Lei crede che si parli o si pensi un po’ troppo alla Coppa? “Sì, da qualche mese abbiamo spostato gli obiettivi e addirittura giochiamo per la Champions e… e perciò vogliamo finire bene perché non abbiamo sempre queste opportunità. Siamo vicini a poterlo fare, però non abbiamo centrato ancora nulla e quindi la concentrazione è massima sul campionato. Poi penseremo alla Coppa”.

Fuori Toloi, gli squalificati, quanto pesa la mancanza di Gomez? “L’assenza del Papu dobbiamo per forza superarla, lui ha avuto una crescita incredibile, ha cambiato ruolo e ha dimostrato grande carisma sulla squadra. E’ un trascinatore”.

L’ultima volta al Mapei Ilicic si è portato a casa il pallone con tre gol… Gasperini sorride: “Eh, pensiamo al Genoa che ultimamente ha fatto bene e comunque si salva, però sarà una partita difficile”.

E in difesa, le assenze di Masiello e Mancini? Gasperini esclude un’ipotesi Ibanez: “Buon giocatore come Reca, ma in una partita così delicata… vediamo quali varianti tattiche adotteremo, si può giocare anche a quattro o aggiungere Castagne come aveva fatto a Torino”.
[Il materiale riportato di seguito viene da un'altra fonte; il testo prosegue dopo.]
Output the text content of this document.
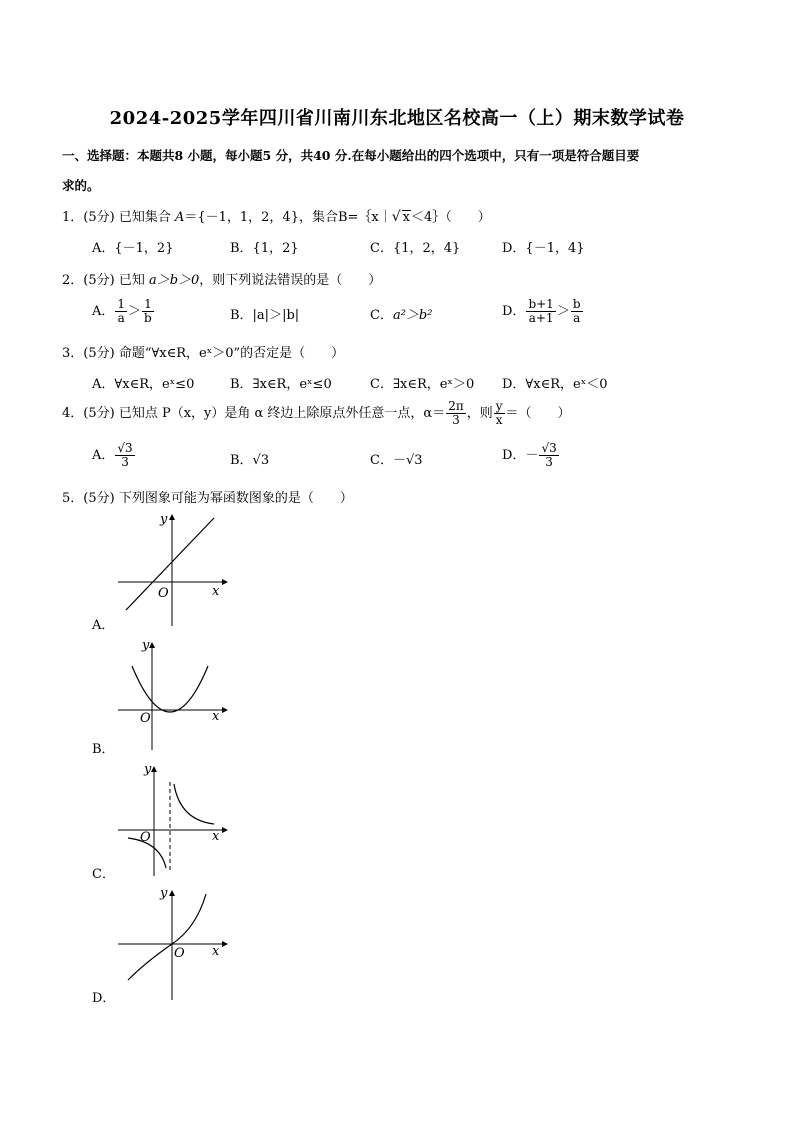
2024-2025学年四川省川南川东北地区名校高一（上）期末数学试卷
一、选择题：本题共8 小题，每小题5 分，共40 分.在每小题给出的四个选项中，只有一项是符合题目要
求的。
1．(5分) 已知集合 A＝{－1，1，2，4}，集合B=｛x｜√ x＜4｝（　　）
A．{－1，2}	B．{1，2}	C．{1，2，4}	D．{－1，4}
2．(5分) 已知 a＞b＞0，则下列说法错误的是（　　）
A． $\frac{1}{a} > \frac{1}{b}$	B．|a|＞|b|	C．a²＞b²	D． $\frac{b+1}{a+1} > \frac{b}{a}$
3．(5分) 命题“∀x∈R，eˣ＞0”的否定是（　　）
A．∀x∈R，eˣ≤0	B．∃x∈R，eˣ≤0	C．∃x∈R，eˣ＞0 D．∀x∈R，eˣ＜0
4．(5分) 已知点 P（x，y）是角 α 终边上除原点外任意一点，$\alpha= \frac{2\pi}{3}$ ，则 $\frac{y}{x}$ ＝（　　）
A． $\frac{√3}{3}$	B．√3	C．－√3	D．－ $\frac{√3}{3}$
5．(5分) 下列图象可能为幂函数图象的是（　　）
y
x
O
A．
y
x
O
B．
y
x
O
C．
y
x
O
D．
Gasp ringrazia anche “per lo striscione che mi hanno dedicato a Genova, è una piazza che seguo sempre con affetto, mi spiace per queste difficoltà ma è una piazza entusiasta e tanta gente ci segue e ci apprezza. Certo all’andata poi avevano Piatek”.

A proposito di piazza, i bergamaschi saranno tanti a Reggio come poi a Roma. “Beh, l’entusiasmo che abbiamo noi è unico, qui c’è una città che si sposta, è un fenomeno che va oltre il calcio. E noi dobbiamo arrivare alla fine. E vincere domani è decisivo per l’ Europa, fondamentale”.
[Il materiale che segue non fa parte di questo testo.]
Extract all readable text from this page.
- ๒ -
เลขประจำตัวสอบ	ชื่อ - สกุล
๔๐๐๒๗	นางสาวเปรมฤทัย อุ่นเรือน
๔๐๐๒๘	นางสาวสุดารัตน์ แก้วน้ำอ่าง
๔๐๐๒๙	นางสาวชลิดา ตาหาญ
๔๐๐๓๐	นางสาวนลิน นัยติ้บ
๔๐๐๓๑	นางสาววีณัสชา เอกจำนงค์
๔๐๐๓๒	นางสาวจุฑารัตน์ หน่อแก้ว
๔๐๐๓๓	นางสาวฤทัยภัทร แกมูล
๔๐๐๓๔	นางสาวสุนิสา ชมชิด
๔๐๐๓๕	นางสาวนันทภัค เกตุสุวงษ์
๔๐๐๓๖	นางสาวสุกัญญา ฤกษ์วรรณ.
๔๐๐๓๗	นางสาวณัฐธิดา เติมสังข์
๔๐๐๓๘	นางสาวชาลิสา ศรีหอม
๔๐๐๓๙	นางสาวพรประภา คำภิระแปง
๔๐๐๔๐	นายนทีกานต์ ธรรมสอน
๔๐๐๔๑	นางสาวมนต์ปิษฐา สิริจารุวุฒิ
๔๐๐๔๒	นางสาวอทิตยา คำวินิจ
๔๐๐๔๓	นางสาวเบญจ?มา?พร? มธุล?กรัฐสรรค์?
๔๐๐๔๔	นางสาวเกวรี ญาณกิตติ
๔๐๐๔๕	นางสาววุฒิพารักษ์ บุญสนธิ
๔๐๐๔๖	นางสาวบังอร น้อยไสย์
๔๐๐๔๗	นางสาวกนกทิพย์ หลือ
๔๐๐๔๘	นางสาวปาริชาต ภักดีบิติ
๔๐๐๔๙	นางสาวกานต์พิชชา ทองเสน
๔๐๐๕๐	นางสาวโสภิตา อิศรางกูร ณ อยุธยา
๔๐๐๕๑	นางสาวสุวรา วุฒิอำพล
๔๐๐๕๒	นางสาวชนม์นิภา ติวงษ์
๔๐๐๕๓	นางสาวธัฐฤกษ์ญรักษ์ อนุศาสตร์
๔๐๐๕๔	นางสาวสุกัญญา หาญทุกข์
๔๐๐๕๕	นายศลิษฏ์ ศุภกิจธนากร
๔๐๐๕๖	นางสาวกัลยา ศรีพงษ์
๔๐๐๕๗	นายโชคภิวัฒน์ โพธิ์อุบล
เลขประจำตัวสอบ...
Giocate prima delle altre squadre, conta poco? “Siamo sempre passati sopra a queste cose… Anche giocare a Reggio invece che a Bergamo potrebbe essere un disagio, ma c’è la costruzione dello stadio, un’impresa straordinaria ed un regalo che il presidente fa a Bergamo, alla città, ai tifosi e a se stesso: un’opera fantastica“.

Infine, una battuta sulla tenuta dei giocatori, che si stanno giocando questo finale su più obiettivi: “La squadra è fantastica e la testa è forse l’aspetto più forte di questa Atalanta”.